Misoprostol precio Six of us played behind a couple of senior members today, and on three consecutive holes we found the flag as in the photo above. Is this an age-related thing? An old-guy insertion problem?
And speaking of that: I can never remember which HDTV channels are which, so I usually just flip around until I see golfers. Once, while I was doing that, I came to a commercial for erectile-dysfunction medicine (naked middle-aged couples lounging in bathtubs), and thought, “This must be the golf tournament”—and it was. Another usually accurate indicator: commercials for enlarged-prostate medicine (clothed middle-aged guys running to the bathroom).
Today, we started with five guys, so we played Perfect Skins. Then Peter P. arrived—he’d had trouble breaking through his Invisible Fence—so at the turn we switched to 3-2-1, which is a game we made up for sixsomes. Here’s how it works: you divide into two three-man teams, by pulling balls from a hat. Then you play regular best-ball, except that if the best ball is a tie you break the tie with the second-best ball, and if that ball’s a tie, too, you break it with the third. Your team gets three points if you win a hole on the first ball, two if you win on the second, and one if you win on the third, and if all three balls push no one gets anything.
This is really just the six-man version of a very good four-man game called Second Ball Decides. So if they don’t allow sixsomes on your course, or you don’t have five friends, you can play that.
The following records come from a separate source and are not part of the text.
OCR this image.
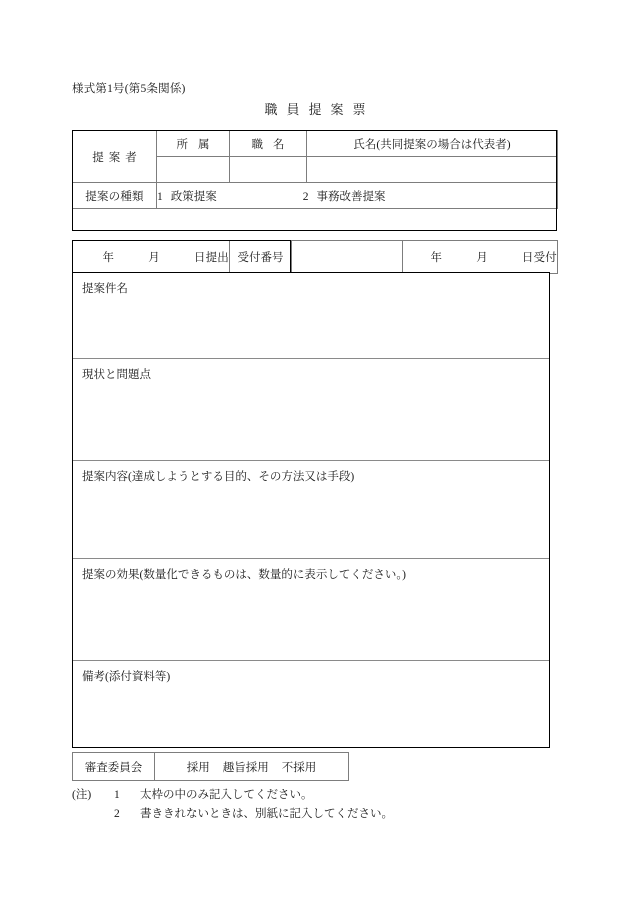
様式第1号(第5条関係)
職員提案票
提案者	所属	職名	氏名(共同提案の場合は代表者)

提案の種類	1 政策提案 2 事務改善提案		
年	月	日提出	受付番号		年	月	日受付
提案件名
現状と問題点
提案内容(達成しようとする目的、その方法又は手段)
提案の効果(数量化できるものは、数量的に表示してください。)
備考(添付資料等)
審査委員会	採用 趣旨採用 不採用
(注) 1 太枠の中のみ記入してください。
2 書ききれないときは、別紙に記入してください。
And if both balls tie in that game you can award the hole to the side that sank the longest putt—gimmes not included.
My wife is fond of remarking that the commercials in golf tournaments talk about men coming and going. Sigh.
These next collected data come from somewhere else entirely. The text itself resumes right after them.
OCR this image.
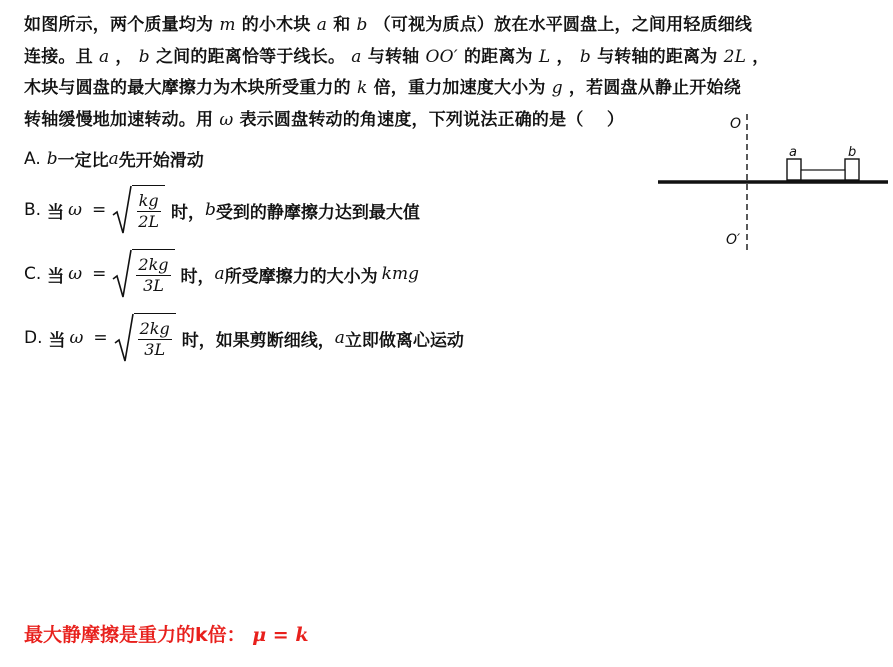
如图所示，两个质量均为 m 的小木块 a 和 b （可视为质点）放在水平圆盘上，之间用轻质细线
连接。且 a ， b 之间的距离恰等于线长。 a 与转轴 OO′ 的距离为 L ， b 与转轴的距离为 2L ，
木块与圆盘的最大摩擦力为木块所受重力的 k 倍，重力加速度大小为 g ，若圆盘从静止开始绕
转轴缓慢地加速转动。用 ω 表示圆盘转动的角速度，下列说法正确的是（　 ）
A. b 一定比 a 先开始滑动
B. 当 $\omega = \frac{kg}{2L}$ 时， b 受到的静摩擦力达到最大值
C. 当 $\omega = \frac{2kg}{3L}$ 时， a 所受摩擦力的大小为 kmg
D. 当 $\omega = \frac{2kg}{3L}$ 时，如果剪断细线， a 立即做离心运动
O
O′
a	b
最大静摩擦是重力的k倍： μ = k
Tough to see how the seniors are responsible for the flags. The green is remarkably devoid of foot shuffling scuff marks.
Encyclopedia Brown: This is excellent detective work, and it makes me think that we need a Department of Golf Course Forensics. For example: could we identify specific divot-non-replacers by the shape and orientation of the gouges they leave? Maybe take plaster casts of footprints in bunkers? Further study.